Berelain hears a whisper from her beloved Galad “…Hope…”, and she rushes out to return Mat’s medallion. Once again, I am impressed how even the least powerful characters have essential roles to play, and could easily have carried a story on their own.
Mat learns Egwene has eliminated almost all the enemy channelers, leaving a battle between armies. And Demandred. He has no brilliant strategy to give Lan, asking him to check on reserves from Mayene. He calls on his luck, and receives word Elayne is dead, which is fitting as she represents both the present and the gleaming promise of civilization itself. Andor and the Queen have always been foremost among humanity’s champions. Mat delivers orders to Tuon and Talmanes, his last reserves. Mat can’t win, but he fights on anyway, “Because I’ll be a Darkfriend before I’ll let this battle go without trying everything,
Arganda.” As Mat makes his final preparations, Lan has gone on to fight Demandred alone.
Trollocs tear at Olver. He stands in for all humanity, enemies mercilessly clawing, the ground caving in on him, trapped with no hope of escape.
Loial must witness the fall of the last King of the Malkieri.
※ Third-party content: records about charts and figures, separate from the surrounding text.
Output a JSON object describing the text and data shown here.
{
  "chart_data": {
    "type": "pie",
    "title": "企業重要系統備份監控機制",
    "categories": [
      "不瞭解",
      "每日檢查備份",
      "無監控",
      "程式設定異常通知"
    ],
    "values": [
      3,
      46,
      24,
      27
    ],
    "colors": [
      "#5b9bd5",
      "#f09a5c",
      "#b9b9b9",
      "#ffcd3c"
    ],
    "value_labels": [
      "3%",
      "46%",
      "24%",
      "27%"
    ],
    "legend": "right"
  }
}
Predicting his death with a reliable character works convincingly. All other opponents before have lost, why should Lan fare any better? Loial is trustworthy, which means Lan will die.
Tam sees Lan, a dim spark of Light in the Shadow: Tam almost lost Lan’s figure atop the midnight stallion, despite the bonfires burning on the Heights. Their light seemed feeble. He paves the way for Lan with a hail of fiery arrows. Lan’s spark alone can’t do it, but with a second to join with Lan’s? Rand’s father figures unite for a last desperate strike.
Lan intends to destroy Demandred, implausible as it seems. First he must get close, and even knowing the impossibility of it, he tries, and finds that Tam has come to his aid. Even as he nears his objective, he shows care for his horse by leaving its saddle, though it seems likely Mandarb would not stand idly by, and could end up just as dead. Lan offers no opening, shows no hesitation. There is no glory, no pride, no contest of equals. He is the man who will kill Demandred. Who then is Demandred? He is the man whose pride could not abide being less than first, who chose to gamble on being first for the Shadow’s cause, who traded ideals for a chance at prominence. Demandred is pride, and too much pride has been one of Rand’s weaknesses.
Min sees signs of the end, or so it seems. Once again she is a reliable character whose viewings are never wrong, and this confidence in her statements transfers easily to her opinions, which have also proven mostly correct. She represents the future, and she watches the lights flicker, the last embers of a fire that would soon be extinguished. She feels Rand tremble.
Rand thinks he has failed. In his pride he believes that all of these deaths were his fault, their lives were his responsibility. And then he remembers to let go. Rand has a role to play in people’s lives, but he does not bear final responsibility for everything that befalls them. He is there to give them a chance to choose who they will be, and how they will stand, or fall.
Lan calls himself just a man, which is why he succeeds when the prince of Andor, the Dragon’s Brother, and the leader of the Black Tower all failed. While the medallion and swordsmanship allow him to stand on almost equal terms with Demandred, it is his dedication to what he stands for and understanding of who he is and the battle that he fights that allows him to anticipate his enemy’s moves, whether with sword or the One Power. Mirroring what he taught Rand near the beginning of the series, Lan impales himself on Demandred’s sword, immobilizing it, then drives his own blade into Demandred’s throat. He never cared about winning as Demandred did, so full of pride. A tie is all he needed. He came to do what needed to be done, and he slays false pride. He quotes “Death is light as a feather”, sends his love to Nynaeve and dies.
The Last Battle is apparently over, and surprisingly, it was not Rand’s, but Lan’s.
The identity and reputation of the character delivering the message matter as much as the message itself.